Cheaper By The Dozen

Copyright © 2003 by Tony Medley

The first script submitted for this, written by Craig Titley, conformed to the original in which Clifton Webb was an efficiency expert with 12 children. The joke was that the children drove him crazy because he couldn’t manage them. The powers that be discarded Titley’s script, hired a bunch of other screenwriters, Sam Harper and Joel Cohen & Alec Sokolow, relegating Titley to a “Screen Story” credit. The new guys changed the main character’s occupation from efficiency expert to football coach. The joke is that this guy, supercilious Clifton Webb in the original, is an efficiency expert who can’t manage his own family. When his occupation changes, the joke disappears.

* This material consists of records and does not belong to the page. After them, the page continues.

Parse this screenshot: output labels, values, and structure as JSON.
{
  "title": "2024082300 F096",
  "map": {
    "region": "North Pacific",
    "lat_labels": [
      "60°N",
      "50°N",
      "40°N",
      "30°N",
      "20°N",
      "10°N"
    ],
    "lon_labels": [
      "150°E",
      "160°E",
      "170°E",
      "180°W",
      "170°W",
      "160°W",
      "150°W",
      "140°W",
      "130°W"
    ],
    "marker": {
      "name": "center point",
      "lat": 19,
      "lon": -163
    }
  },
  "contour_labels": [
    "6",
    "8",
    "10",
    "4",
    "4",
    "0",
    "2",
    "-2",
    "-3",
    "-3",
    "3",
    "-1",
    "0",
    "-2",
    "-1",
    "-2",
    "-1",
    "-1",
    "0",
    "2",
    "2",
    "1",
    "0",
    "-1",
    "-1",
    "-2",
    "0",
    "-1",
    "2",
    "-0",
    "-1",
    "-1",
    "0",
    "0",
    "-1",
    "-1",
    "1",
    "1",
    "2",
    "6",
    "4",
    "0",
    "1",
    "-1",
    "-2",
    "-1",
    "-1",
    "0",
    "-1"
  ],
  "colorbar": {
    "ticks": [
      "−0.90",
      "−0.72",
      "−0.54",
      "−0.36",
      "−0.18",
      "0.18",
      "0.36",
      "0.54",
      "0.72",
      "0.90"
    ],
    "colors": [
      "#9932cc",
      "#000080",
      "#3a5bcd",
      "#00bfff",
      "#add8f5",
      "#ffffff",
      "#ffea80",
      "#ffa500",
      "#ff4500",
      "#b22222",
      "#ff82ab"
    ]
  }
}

And that’s what’s wrong with Cheaper by the Dozen. Tom Baker (Steve Martin) is offered the job that’s his lifetime dream, coaching a Division A college football team. But it requires him to move his wife, Kate (Bonnie Hunt), a fledgling writer, and their 12 children to another city. The children hate the idea, but they go ahead.

At the same time Kate’s novel is accepted for publication. This is where the film gets absurd. Kate flies to New York to meet with the publisher. Even though she hasn’t signed a contract and has only just been informed that the publisher wants to publish it, when she arrives, her agent meets her with a hardbound copy of her book! To make matters worse, she immediately goes on a book tour. All this happens in the space of one week! I’ve written three books, all of which have been published and gone through multiple printings. From the time a publisher accepts your manuscript for publication, it can take as much as nine months before you see it in a hardbound condition with a dust cover. Then you go on a book tour. If only it were as easy and fast as the naïve screenwriters who replaced Titley imagine! To present the concept that a publisher is going to print up in hardcover a book they might want to publish might be the dumbest thing I’ve ever seen in a film. This gives you an idea of the quality of intelligence that replaced Titley, although I understand that the “book tour” idea was Hunt’s. So much for lending much credence to actors’ ideas.

Because she has to leave home to go on her book tour, Tom is left to care for the family and start his new job. His children become the children from hell. Instead of the loving, cooperative, supportive family they apparently were, they show not  the slightest respect for their father and mother and their careers and do everything possible to be devils incarnate. This is no loving family we’re seeing. It’s a bunch of selfish, sniveling monsters.

Although Martin and Hunt try, when they changed Tom’s profession, the filmmakers ruined the joke and the story. Except for a hilarious turn by Ashton Kutcher as Hank, the self-absorbed actor boy friend of eldest daughter Nora (Piper Perabo), there’s not a lot of humor, unless you like watching self-centered children torpedo their parents’ lives and careers, which I don’t.

We’ll never know if Titley’s original script would have been better than this. But since he alone seemed to understand that the joke of Cheaper by the Dozen had a lot to do with Tom’s occupation as an efficiency expert, it couldn’t have been worse, and probably would have been a lot better.